Rover: J’étais vraiment dans le trou… J’avais tout perdu, aussi bien au niveau humain qu’au niveau matériel. Des choses complètement irrattrapables. Je me suis retrouvé dans une vieille maison de famille en Bretagne, tout seul pendant un hiver. J’y ai vécu quelques mois, entouré uniquement par des instruments. Et je me suis mis à jouer et à composer jour et nuit. Pendant ces trois mois, je n’ai vu personne, sauf peut-être la boulangère pour aller acheter mon pain… Et très sincèrement, c’était une période absolument formidable.

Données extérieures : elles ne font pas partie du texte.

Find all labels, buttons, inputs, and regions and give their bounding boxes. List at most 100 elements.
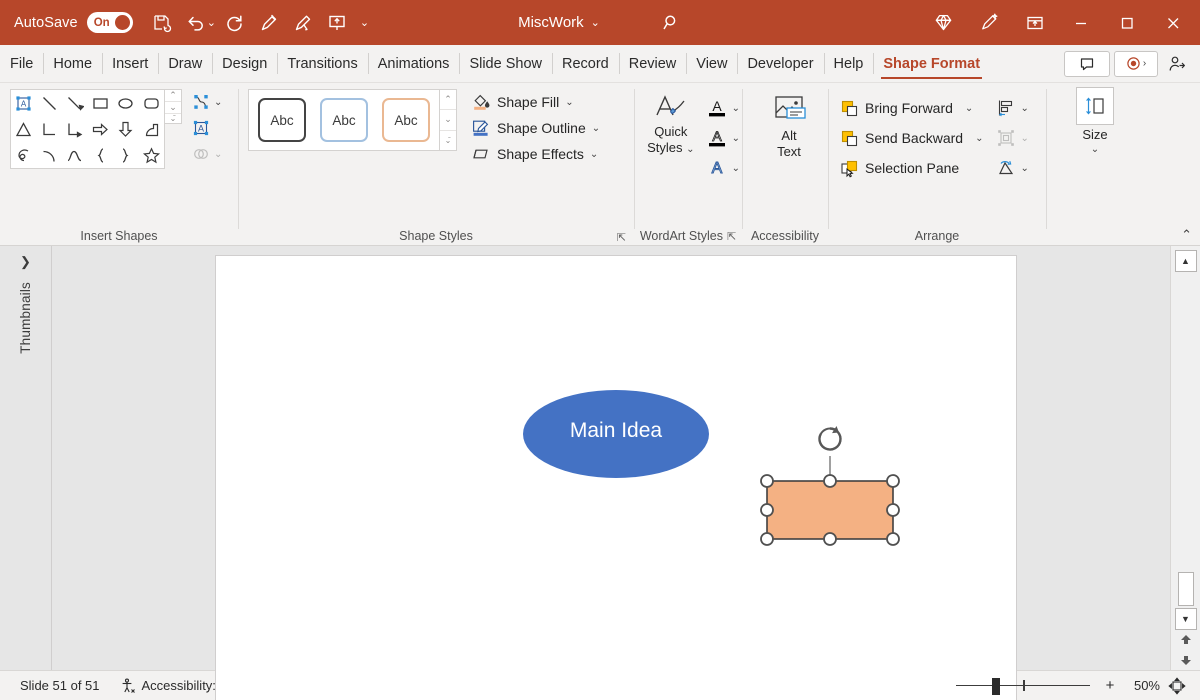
present-icon[interactable] <box>320 6 354 40</box>
rectangle-shape-icon[interactable] <box>88 90 114 116</box>
undo-chevron-down-icon[interactable]: ⌄ <box>207 16 216 29</box>
text-effects-chevron-down-icon[interactable]: ⌄ <box>732 163 740 174</box>
scroll-up-arrow-icon[interactable]: ▲ <box>1175 250 1197 272</box>
elbow-arrow-connector-shape-icon[interactable] <box>62 116 88 142</box>
close-icon[interactable] <box>1150 0 1196 45</box>
text-fill-chevron-down-icon[interactable]: ⌄ <box>732 103 740 114</box>
wordart-dialog-launcher-icon[interactable]: ⇱ <box>727 230 736 243</box>
document-title-chevron-down-icon[interactable]: ⌄ <box>591 16 600 29</box>
ribbon-display-options-icon[interactable] <box>1012 0 1058 45</box>
text-fill-button[interactable]: A ⌄ <box>704 93 742 123</box>
edit-shape-chevron-down-icon[interactable]: ⌄ <box>214 97 222 108</box>
tab-record[interactable]: Record <box>552 45 619 82</box>
minimize-icon[interactable] <box>1058 0 1104 45</box>
merge-shapes-button[interactable]: ⌄ <box>189 141 224 167</box>
shape-styles-dialog-launcher-icon[interactable]: ⇱ <box>617 231 626 244</box>
left-brace-shape-icon[interactable] <box>88 142 114 168</box>
rectangle-shape[interactable] <box>761 426 899 545</box>
tab-developer[interactable]: Developer <box>737 45 823 82</box>
group-objects-chevron-down-icon[interactable]: ⌄ <box>1020 133 1028 144</box>
align-objects-button[interactable]: ⌄ <box>993 93 1031 123</box>
right-arrow-shape-icon[interactable] <box>88 116 114 142</box>
styles-more-icon[interactable]: ⌄̄ <box>440 131 456 150</box>
tab-review[interactable]: Review <box>619 45 687 82</box>
tab-file[interactable]: File <box>0 45 43 82</box>
group-objects-button[interactable]: ⌄ <box>993 123 1031 153</box>
shape-effects-button[interactable]: Shape Effects ⌄ <box>467 141 604 167</box>
rounded-rectangle-shape-icon[interactable] <box>139 90 165 116</box>
document-title[interactable]: MiscWork ⌄ <box>518 14 600 31</box>
selection-pane-button[interactable]: Selection Pane <box>836 153 987 183</box>
alt-text-button[interactable]: Alt Text <box>758 89 820 159</box>
scrollbar-thumb[interactable] <box>1178 572 1194 606</box>
shape-style-thumb-dark[interactable]: Abc <box>258 98 306 142</box>
shape-outline-chevron-down-icon[interactable]: ⌄ <box>592 123 600 134</box>
autosave-toggle[interactable]: On <box>87 12 133 33</box>
tab-transitions[interactable]: Transitions <box>277 45 367 82</box>
text-effects-button[interactable]: A ⌄ <box>704 153 742 183</box>
edit-shape-button[interactable]: ⌄ <box>189 89 224 115</box>
line-shape-icon[interactable] <box>37 90 63 116</box>
pie-shape-icon[interactable] <box>139 116 165 142</box>
quick-styles-button[interactable]: Quick Styles ⌄ <box>642 89 700 157</box>
shapes-gallery[interactable]: A <box>10 89 165 169</box>
shape-outline-button[interactable]: Shape Outline ⌄ <box>467 115 604 141</box>
collapse-ribbon-icon[interactable]: ⌃ <box>1181 227 1192 243</box>
tab-insert[interactable]: Insert <box>102 45 158 82</box>
rotate-objects-button[interactable]: ⌄ <box>993 153 1031 183</box>
send-backward-chevron-down-icon[interactable]: ⌄ <box>975 133 983 144</box>
zoom-slider[interactable] <box>948 674 1098 698</box>
qat-more-chevron-icon[interactable]: ⌄ <box>360 16 369 29</box>
size-icon[interactable] <box>1076 87 1114 125</box>
right-brace-shape-icon[interactable] <box>113 142 139 168</box>
line-arrow-shape-icon[interactable] <box>62 90 88 116</box>
maximize-icon[interactable] <box>1104 0 1150 45</box>
curve-shape-icon[interactable] <box>62 142 88 168</box>
star-shape-icon[interactable] <box>139 142 165 168</box>
premium-diamond-icon[interactable] <box>920 0 966 45</box>
save-icon[interactable] <box>145 6 179 40</box>
shape-styles-scrollbar[interactable]: ⌃ ⌄ ⌄̄ <box>440 89 457 151</box>
pen-icon[interactable] <box>252 6 286 40</box>
size-button[interactable]: Size ⌄ <box>1068 87 1122 155</box>
arc-shape-icon[interactable] <box>37 142 63 168</box>
styles-scroll-down-icon[interactable]: ⌄ <box>440 110 456 130</box>
styles-scroll-up-icon[interactable]: ⌃ <box>440 90 456 110</box>
record-button[interactable]: › <box>1114 51 1158 77</box>
bring-forward-button[interactable]: Bring Forward ⌄ <box>836 93 987 123</box>
shape-styles-gallery[interactable]: Abc Abc Abc <box>248 89 440 151</box>
scroll-down-arrow-icon[interactable]: ▼ <box>1175 608 1197 630</box>
comment-icon[interactable] <box>1064 51 1110 77</box>
share-person-icon[interactable] <box>1162 49 1192 79</box>
next-slide-icon[interactable] <box>1175 650 1197 670</box>
tab-design[interactable]: Design <box>212 45 277 82</box>
redo-icon[interactable] <box>218 6 252 40</box>
rotation-handle[interactable] <box>819 426 840 450</box>
shapes-gallery-scrollbar[interactable]: ⌃ ⌄ ⌄̄ <box>165 89 182 124</box>
designer-pen-icon[interactable] <box>966 0 1012 45</box>
quick-styles-chevron-down-icon[interactable]: ⌄ <box>686 144 694 155</box>
draw-text-box-button[interactable]: A <box>189 115 224 141</box>
highlighter-icon[interactable] <box>286 6 320 40</box>
thumbnails-expand-chevron-icon[interactable]: ❯ <box>20 254 31 270</box>
record-chevron-icon[interactable]: › <box>1143 58 1146 69</box>
align-objects-chevron-down-icon[interactable]: ⌄ <box>1020 103 1028 114</box>
shape-fill-button[interactable]: Shape Fill ⌄ <box>467 89 604 115</box>
size-chevron-down-icon[interactable]: ⌄ <box>1091 144 1099 155</box>
tab-slide-show[interactable]: Slide Show <box>459 45 552 82</box>
ellipse-main-idea[interactable] <box>523 390 709 478</box>
zoom-slider-thumb[interactable] <box>992 678 1000 695</box>
shape-fill-chevron-down-icon[interactable]: ⌄ <box>565 97 573 108</box>
shape-effects-chevron-down-icon[interactable]: ⌄ <box>590 149 598 160</box>
bring-forward-chevron-down-icon[interactable]: ⌄ <box>965 103 973 114</box>
tab-animations[interactable]: Animations <box>368 45 460 82</box>
shape-style-thumb-blue[interactable]: Abc <box>320 98 368 142</box>
fit-slide-to-window-icon[interactable] <box>1164 677 1190 695</box>
thumbnails-label[interactable]: Thumbnails <box>18 282 33 354</box>
text-outline-button[interactable]: A ⌄ <box>704 123 742 153</box>
thumbnails-rail[interactable]: ❯ Thumbnails <box>0 246 52 670</box>
send-backward-button[interactable]: Send Backward ⌄ <box>836 123 987 153</box>
tab-view[interactable]: View <box>686 45 737 82</box>
prev-slide-icon[interactable] <box>1175 630 1197 650</box>
search-icon[interactable] <box>660 12 682 34</box>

GUIDO: L’album a été enregistré en analogique, à l’ancienne.
Rover: Nous avons enregistré dans un studio à Paris. Comme tout a été enregistré sur bandes, on ne pouvait pas refaire les prises des centaines de fois. Impossible de tricher! Cela a permis d’obtenir un son très proche du live, avec forcément quelques imperfections, mais également parfois des accidents heureux que l’on a gardés.
GUIDO: Ce premier album est très difficile à étiqueter. Quels sont tes héros?
Rover: J’ai des goûts assez classiques. Mes influences sont très larges. Mes héros sont surtout Dylan et Bowie, mais j’écoute énormément de musique. Je pourrais citer des dizaines d’artistes: Interpol, les Beach Boys, Presley, …
GUIDO: Le titre Aqualast est absolument fabuleux. Comment est né ce morceau?
Rover: En faisant les brocantes, je suis tombé sur un recueil de lettres de poilus. J’ai vraiment été bouleversé en lisant ces lettres. Il y avait là-dedans une très grande pudeur et une belle poésie chez ces très jeunes hommes. J’ai commencé l’écriture d’un mini-album de trois chansons sur ce thème. Une sorte de mini-album concept… Et finalement, j’ai préféré les intégrer toutes les trois sur l’album. Aqualast est inspiré d’un de ces poilus qui, à la fin de la guerre, rentre chez lui pour retrouver sa femme. Lorsqu’il arrive, il voit un enfant, se demande s’il en est le père et découvre très vite qu’il n’en est rien et que sa femme a refait sa vie avec quelqu’un d’autre. Le mot Aqualast, je l’ai inventé. Le sujet est intemporel: l’amour rendu impossible à cause de la distance. Même avec la technologie, c’est toujours difficile de vivre une histoire d’amour à distance.